Бэнкей поспешил за другим телом, прекрасно понимая, что до рассвета еще далеко - и, значит, ему придется выдержать ночной бой с Рокуро-Куби.

Тело юноши лежало в середине, а с краю - тело простолюдина в желтом платье погонщика быков. Бэнкей вздохнул и ухватился за грязные ноги верзилы. Он был куда тяжелее фальшивогно гадальщика, вдобавок от него гнусно пахло. Бэнкей проволок его на расстояние в пять-шесть сяку, споткнулся и сел в снег.

Взгляд его невольно вознесся к небесам - и на фоне темного неба он увидел черный шар. Это была одна из пяти летающих голов Рокуро-Куби, очевидно, посланная высматривать сверху, не появится ли кто на крытой галерее, окружающей усадьбу.

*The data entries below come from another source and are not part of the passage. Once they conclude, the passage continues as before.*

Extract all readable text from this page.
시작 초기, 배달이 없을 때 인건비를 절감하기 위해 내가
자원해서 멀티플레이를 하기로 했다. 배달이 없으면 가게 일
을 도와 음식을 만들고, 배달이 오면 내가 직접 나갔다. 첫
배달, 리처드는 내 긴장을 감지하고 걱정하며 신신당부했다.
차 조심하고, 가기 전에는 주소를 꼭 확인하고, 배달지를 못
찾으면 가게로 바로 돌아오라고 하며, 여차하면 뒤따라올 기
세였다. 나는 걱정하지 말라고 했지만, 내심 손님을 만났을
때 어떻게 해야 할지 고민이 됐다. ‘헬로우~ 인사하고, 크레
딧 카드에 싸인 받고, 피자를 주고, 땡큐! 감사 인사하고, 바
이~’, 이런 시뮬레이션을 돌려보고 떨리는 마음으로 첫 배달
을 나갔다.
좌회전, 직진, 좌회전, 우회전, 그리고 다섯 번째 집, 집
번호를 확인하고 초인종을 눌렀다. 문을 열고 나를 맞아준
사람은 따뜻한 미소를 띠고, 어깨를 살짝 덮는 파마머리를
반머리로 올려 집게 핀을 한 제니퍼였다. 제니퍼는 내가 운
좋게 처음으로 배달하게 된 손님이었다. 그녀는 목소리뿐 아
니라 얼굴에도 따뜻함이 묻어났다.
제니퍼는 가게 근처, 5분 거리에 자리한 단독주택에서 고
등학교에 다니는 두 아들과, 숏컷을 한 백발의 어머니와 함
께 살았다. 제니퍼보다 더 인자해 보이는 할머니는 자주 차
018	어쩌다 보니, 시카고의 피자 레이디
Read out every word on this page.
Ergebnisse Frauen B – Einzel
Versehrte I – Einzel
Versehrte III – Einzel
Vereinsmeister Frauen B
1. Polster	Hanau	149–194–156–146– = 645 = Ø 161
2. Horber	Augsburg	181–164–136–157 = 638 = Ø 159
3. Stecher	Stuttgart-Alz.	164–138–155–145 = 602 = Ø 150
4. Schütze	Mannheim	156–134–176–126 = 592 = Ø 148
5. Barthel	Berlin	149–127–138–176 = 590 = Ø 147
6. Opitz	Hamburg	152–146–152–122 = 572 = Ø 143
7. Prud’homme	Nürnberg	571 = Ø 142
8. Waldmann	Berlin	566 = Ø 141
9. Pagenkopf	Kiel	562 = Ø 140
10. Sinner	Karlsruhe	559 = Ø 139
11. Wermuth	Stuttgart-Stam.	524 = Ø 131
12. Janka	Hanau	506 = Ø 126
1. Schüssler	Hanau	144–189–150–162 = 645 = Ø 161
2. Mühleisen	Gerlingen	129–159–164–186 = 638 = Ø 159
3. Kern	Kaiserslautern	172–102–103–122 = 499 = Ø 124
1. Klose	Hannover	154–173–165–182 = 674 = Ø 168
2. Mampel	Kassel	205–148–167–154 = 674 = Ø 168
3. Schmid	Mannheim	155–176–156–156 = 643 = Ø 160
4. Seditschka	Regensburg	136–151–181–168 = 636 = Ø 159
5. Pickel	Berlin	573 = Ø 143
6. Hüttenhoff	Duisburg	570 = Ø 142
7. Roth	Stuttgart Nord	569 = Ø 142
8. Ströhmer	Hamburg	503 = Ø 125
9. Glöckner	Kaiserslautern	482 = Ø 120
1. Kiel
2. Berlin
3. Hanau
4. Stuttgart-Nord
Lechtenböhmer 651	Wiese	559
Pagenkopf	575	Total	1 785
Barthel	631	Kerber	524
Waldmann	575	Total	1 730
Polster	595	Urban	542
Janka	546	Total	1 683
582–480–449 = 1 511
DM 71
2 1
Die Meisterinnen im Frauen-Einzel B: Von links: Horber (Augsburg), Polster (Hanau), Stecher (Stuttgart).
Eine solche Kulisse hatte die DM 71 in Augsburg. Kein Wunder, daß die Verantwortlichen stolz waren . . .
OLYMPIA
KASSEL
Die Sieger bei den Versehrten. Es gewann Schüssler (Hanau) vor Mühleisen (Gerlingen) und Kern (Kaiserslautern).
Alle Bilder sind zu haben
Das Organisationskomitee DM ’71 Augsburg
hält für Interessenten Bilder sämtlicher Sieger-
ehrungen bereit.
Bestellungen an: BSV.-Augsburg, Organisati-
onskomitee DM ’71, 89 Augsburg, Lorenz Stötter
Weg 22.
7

Значит, остальные Рокуро-Куби начали в четыре голоса читать заклинания, выманивающие кого-то из спящих на свежий воздух.

Бэнкей вскочил на ноги.

Конечно, ему всеми силами помогла бы загадочная кошка. Этот оборотень покровительствовал людям. Но что могла кошка? В кошачьем облике, во всяком случае, она могла немного. Остановить, задержать, заставить заняться собой. Увидев госпожу кошку блуждающей в одиночестве, всякий схватит ее в охапку и понесет к Норико, да еще устроит девушке нагоняй за то, что заснула и упустила сокровище семейства Минамото.

Но если Рокуро-Куби выманят подряд двоих, троих, четверых?

Бэнкей с недостойной монаха ненавистью посмотрел на черный шар, уже собираясь бежать за надежным посохом. И тут он почувствовал взгляд, исполненный куда более яростной, тупой и зверской ненависти.

Глаза монаха и Рокуро-Куби встретились!

Теперь все решали мгновения.

Огромными прыжками Бэнкей бросился к усадьбе. Там у помоста торчал из снега его посох с заостренным концом, который не только помогал пробираться по горным тропинкам, но еще и служил оружием.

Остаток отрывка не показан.